Sunrise was a nuclear blast, not a single cloud to stop it. Mountain shadows floated away and the city in its basin filled with brassy November light. The same light landed on this outer edge where my friend and I had slept at the foot of a range past the last construction port-a-potties and banners announcing grand openings of new subdivisions. I sat up in a sleeping bag next to my bicycle, gear gathered around me like an island. Biologists speak in terms of transition zones called ecotones, where dissimilar biological communities meet. This was an ecotone of the city and the wilderness beyond, the ground a matrix of bottle caps, bullet casings, and Mojave Desert scree.

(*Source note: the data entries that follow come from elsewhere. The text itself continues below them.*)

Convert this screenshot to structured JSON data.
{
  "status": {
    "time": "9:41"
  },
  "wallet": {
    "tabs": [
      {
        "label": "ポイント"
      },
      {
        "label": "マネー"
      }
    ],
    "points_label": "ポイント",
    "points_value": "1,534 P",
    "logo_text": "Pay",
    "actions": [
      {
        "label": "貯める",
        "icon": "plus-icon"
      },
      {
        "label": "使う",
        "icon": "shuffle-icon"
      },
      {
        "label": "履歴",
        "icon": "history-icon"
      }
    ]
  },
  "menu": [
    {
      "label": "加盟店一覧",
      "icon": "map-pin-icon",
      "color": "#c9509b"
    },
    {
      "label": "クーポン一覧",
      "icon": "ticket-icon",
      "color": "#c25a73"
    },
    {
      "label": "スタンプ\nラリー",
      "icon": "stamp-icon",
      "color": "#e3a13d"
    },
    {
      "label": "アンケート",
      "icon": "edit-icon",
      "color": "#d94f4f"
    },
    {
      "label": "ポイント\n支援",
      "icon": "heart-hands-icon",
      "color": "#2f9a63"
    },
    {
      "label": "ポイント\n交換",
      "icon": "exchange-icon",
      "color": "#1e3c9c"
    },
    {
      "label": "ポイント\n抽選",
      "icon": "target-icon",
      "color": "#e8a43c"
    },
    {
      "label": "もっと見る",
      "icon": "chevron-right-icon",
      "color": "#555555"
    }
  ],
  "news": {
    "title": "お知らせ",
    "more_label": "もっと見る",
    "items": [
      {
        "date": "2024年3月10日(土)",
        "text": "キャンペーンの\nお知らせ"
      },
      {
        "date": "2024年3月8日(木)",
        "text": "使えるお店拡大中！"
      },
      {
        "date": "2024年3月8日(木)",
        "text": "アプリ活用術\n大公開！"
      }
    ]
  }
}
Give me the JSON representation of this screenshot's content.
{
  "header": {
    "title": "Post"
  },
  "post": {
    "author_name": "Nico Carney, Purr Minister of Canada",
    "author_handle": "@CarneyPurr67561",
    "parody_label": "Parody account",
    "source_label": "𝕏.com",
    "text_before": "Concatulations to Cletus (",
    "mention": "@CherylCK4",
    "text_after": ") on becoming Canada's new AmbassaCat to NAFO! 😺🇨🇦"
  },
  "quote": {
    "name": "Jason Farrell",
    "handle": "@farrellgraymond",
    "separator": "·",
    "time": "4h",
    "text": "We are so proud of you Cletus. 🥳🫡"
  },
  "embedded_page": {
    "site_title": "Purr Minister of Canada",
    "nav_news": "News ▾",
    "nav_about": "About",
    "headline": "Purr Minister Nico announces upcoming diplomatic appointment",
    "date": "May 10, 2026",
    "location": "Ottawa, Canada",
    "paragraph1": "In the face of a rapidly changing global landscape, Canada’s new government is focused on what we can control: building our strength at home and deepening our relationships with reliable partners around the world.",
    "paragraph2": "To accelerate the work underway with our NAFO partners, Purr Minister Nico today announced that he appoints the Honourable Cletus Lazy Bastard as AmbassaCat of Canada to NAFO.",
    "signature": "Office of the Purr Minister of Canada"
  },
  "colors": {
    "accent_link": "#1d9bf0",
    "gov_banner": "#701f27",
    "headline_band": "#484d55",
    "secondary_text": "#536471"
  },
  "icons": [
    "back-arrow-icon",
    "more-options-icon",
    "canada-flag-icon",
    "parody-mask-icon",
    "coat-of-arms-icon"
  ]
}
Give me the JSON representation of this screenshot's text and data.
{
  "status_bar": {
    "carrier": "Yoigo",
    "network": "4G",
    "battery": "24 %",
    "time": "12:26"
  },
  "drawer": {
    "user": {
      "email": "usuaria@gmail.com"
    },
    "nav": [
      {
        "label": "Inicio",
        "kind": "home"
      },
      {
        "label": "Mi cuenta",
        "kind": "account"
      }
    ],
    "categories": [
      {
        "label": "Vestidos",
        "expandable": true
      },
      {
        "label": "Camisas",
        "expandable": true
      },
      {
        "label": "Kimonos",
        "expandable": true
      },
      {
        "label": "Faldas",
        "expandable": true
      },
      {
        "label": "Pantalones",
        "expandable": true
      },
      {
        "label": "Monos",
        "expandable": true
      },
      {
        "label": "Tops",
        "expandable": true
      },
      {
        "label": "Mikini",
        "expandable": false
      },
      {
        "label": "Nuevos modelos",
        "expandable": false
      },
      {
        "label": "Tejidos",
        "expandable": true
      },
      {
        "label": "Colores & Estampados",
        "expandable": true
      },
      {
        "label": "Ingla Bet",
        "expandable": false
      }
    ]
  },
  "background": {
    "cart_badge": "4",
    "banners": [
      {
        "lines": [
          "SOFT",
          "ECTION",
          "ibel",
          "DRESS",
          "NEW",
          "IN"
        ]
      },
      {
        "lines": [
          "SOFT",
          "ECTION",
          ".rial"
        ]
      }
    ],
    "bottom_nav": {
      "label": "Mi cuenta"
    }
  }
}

In a chill morning breeze we packed camp onto our bikes a hundred yards behind a pair of green municipal water tanks. Departing the city to get away from its dominating lights, we were on a trek which would take us more than 200 miles to reach full darkness. At 150 miles, Vegas would still be casting a shadow. The next nine days would be 4×4 wilderness where we’d bum drinking water off a Jeep caravan and sleep in growing dark. This morning was our last full breath of the city. 

An ecotone can be a forest reaching the brink of a meadow, or saltwater curling around freshwater in an estuary, places known for their biological tension, and for richness of species and diversity. My companion on this trip, Irvin Fox-Fernandez, is a biologist by training who now works in DC for the Forest Service, and together we explored burned out couches and hunks of oddly welded metal mixed with soaptree yuccas and dark green creosote bushes. This is where worlds washed together.

When I was a kid, I watched my dad’s house in the desert north of Phoenix succumb to a tsunami of subdivisions. Rocky, natural arroyos were cemented into flumes. Brambled routes where I pretended to hunt cottontails were razed, giving birth to neighborhoods and grassy parks. The ecotone was fragmented, marginalized, but still there. Saguaros and ocotillos grew behind houses where I could still find scorpions under rocks. These are composite environments in a constant state of assembly and disassembly: conflict, survival, overlap, symbiosis. They are ribbons of experimentation where extinction comes easy and evolution is known to happen at a quickened pace.

Outside of Vegas, a black, sunburnt suitcase had been disgorged like a shark kill on a beach. I walked through its strewn sweatshirts, toiletries, and a few pair of high heeled shoes blistered by a year or two of weather. The original owner, it appears, had come to party and someone snatched the luggage and unloaded it behind a foxhole where city lights don’t reach. It makes sense we camped in the same place, getting just out of range of the direct electric blaze.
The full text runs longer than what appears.